Wow. It’s just not stopped this weekend.

It started badly as I was late picking up the cadets for the DoE practice. I think I broke my Landy last week too, but it’s driveable though with care.

We got to Abergavenny squadron and started off badly as we watched the cadets turn the wrong way. We took a shortcut and they suddenly turned a corner to find us standing there.

“Right, quick quiz. Why do you usually find staff or officers waiting for you and stopping you on your route?”
“Because we’re going the wrong way sir?”

Several navigational cockups later, and we finally got out of Abergavenny. We reached checkpoint 3 (supposed to be there by 1030, actually arrived at 1400) and stopped for lunch, where Matt and I decided to not attempt the summit and instead head around. The cadets were a little deflated, but with the dark clouds threatening, we mde the choice we felt was safest. As it turned out, the clouds didn’t make good on their promise, but it would have been dark before we got them off the mountain and that was unacceptable.

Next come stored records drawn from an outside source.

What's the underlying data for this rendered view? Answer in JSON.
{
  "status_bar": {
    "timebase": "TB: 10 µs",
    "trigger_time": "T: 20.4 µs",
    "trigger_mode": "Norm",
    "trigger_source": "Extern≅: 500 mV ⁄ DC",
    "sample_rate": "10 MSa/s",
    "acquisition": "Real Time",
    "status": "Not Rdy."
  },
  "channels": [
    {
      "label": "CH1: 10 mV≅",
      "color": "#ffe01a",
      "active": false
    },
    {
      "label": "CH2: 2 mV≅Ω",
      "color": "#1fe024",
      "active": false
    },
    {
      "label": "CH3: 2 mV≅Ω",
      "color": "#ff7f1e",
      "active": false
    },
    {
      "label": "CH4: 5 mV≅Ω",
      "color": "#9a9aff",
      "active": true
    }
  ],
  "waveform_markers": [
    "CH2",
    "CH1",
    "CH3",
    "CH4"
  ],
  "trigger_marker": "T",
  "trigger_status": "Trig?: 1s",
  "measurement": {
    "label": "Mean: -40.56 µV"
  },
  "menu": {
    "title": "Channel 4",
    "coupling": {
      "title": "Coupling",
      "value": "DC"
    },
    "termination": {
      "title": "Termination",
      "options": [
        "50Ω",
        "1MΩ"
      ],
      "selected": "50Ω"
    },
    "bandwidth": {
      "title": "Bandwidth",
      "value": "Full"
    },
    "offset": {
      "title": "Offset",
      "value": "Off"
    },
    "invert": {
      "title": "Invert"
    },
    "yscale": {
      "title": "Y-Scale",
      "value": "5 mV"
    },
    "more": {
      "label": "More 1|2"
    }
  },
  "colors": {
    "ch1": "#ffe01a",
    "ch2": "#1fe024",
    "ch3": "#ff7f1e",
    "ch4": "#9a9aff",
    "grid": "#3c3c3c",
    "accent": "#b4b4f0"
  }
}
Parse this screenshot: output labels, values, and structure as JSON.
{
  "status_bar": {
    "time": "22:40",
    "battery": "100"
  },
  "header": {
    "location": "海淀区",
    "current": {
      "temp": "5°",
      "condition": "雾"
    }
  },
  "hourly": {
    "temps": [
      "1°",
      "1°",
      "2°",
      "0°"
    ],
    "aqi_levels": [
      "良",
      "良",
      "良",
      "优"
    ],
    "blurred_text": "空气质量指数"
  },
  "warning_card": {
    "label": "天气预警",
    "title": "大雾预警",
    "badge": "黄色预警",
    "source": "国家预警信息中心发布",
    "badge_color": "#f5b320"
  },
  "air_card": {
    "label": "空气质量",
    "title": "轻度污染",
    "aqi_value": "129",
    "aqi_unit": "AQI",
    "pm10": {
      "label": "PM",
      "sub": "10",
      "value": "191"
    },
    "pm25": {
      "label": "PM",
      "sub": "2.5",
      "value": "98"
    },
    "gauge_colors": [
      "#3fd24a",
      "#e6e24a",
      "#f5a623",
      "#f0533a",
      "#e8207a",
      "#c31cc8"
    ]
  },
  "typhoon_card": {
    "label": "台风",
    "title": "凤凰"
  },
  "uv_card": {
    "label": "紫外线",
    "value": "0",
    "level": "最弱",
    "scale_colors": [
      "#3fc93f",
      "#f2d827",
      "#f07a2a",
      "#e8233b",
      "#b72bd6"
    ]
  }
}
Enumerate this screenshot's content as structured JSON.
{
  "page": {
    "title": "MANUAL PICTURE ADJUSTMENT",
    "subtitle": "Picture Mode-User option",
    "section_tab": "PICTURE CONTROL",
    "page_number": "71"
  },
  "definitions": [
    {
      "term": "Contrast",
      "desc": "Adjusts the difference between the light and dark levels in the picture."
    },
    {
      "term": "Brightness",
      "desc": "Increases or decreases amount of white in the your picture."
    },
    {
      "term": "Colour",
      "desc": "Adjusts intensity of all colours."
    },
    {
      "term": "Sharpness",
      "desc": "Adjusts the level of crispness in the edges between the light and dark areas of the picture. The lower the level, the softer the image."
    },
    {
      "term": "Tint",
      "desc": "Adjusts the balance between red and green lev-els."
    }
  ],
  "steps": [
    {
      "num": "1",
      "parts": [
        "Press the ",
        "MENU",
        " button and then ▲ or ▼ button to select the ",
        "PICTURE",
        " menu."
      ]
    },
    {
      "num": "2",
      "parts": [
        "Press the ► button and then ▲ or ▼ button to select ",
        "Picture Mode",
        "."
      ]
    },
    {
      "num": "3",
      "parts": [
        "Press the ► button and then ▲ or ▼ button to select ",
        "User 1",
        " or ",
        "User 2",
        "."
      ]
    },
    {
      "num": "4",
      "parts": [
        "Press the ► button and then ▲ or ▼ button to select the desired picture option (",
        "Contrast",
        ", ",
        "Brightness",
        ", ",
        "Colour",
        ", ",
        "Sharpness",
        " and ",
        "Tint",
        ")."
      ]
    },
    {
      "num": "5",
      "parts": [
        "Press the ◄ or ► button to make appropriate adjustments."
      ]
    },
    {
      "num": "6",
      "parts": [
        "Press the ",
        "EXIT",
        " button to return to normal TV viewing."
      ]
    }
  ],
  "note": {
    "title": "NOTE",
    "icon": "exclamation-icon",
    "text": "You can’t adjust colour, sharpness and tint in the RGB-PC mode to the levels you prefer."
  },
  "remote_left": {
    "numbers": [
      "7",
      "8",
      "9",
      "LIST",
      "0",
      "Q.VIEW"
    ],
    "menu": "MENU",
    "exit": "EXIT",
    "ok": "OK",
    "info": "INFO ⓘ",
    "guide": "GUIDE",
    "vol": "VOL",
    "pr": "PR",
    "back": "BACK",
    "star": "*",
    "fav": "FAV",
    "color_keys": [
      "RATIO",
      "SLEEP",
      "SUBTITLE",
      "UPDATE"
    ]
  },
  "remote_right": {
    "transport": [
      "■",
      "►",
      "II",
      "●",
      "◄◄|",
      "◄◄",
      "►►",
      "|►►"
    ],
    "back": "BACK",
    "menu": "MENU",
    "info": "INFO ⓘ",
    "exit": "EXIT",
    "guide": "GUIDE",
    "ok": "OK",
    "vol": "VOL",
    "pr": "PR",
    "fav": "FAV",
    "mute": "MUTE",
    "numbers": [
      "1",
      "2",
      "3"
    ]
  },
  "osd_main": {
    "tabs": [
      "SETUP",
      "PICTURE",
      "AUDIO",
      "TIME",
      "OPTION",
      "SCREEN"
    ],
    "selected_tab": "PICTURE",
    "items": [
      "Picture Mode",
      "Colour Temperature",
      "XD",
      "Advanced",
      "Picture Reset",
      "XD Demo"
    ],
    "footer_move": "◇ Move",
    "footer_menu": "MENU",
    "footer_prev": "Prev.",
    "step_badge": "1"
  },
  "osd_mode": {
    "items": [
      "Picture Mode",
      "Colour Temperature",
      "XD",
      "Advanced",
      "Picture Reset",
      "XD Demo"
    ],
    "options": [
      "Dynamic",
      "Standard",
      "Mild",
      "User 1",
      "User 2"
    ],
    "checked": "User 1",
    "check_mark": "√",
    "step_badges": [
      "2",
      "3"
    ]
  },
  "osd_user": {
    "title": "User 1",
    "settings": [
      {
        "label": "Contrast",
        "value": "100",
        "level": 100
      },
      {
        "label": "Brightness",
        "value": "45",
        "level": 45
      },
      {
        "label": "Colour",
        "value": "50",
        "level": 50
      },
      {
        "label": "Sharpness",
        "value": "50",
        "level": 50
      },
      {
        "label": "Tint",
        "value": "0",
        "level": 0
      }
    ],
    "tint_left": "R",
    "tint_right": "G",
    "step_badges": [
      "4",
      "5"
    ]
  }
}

So we came down to the campsite and got them sorted before Matt and I toddled back to Abergavenny to get my Landy and our tents and stuff. Chicken and chips in Abergavenny was tea, rapidly followed by about 3 litres of water for me – I was quite dehydrated after the day’s walk. As it turns out, for good reason.

The next day was better, though after a crap navigational start and one cadet bugging out due to lack of fitness, we made the summit without much more fuss. Happy, if somewhat cold faces all around. While we were eating lunch at the trig point on Sugar Loaf, one of the cadets got a call to say his mother had been taken ill, so we marched all four cadets off to the car park where we’d arranged to get SqnLdr Ken Pudney (Wing Adventure Training officer) to meet us. As we arrived at the car park, my pager went off. *sigh* Here we go.

So I jump in a car and head off to fetch my Landy and get the message that there’s an elderly gentleman with Alzheimer’s missing and that the RV is Llangadog creamery. Er, right, so that’s about an hour west.

Off I go along the A40(T) and get to Llangadog, where we start searching. Within an hour or two of us arriving, we find the gentleman, safe but confused. The son-in-law was obviously happy and grateful for what we’d done and came around and personally thanked all of us and shook our hands.

It’s days like this that remind me why I do this.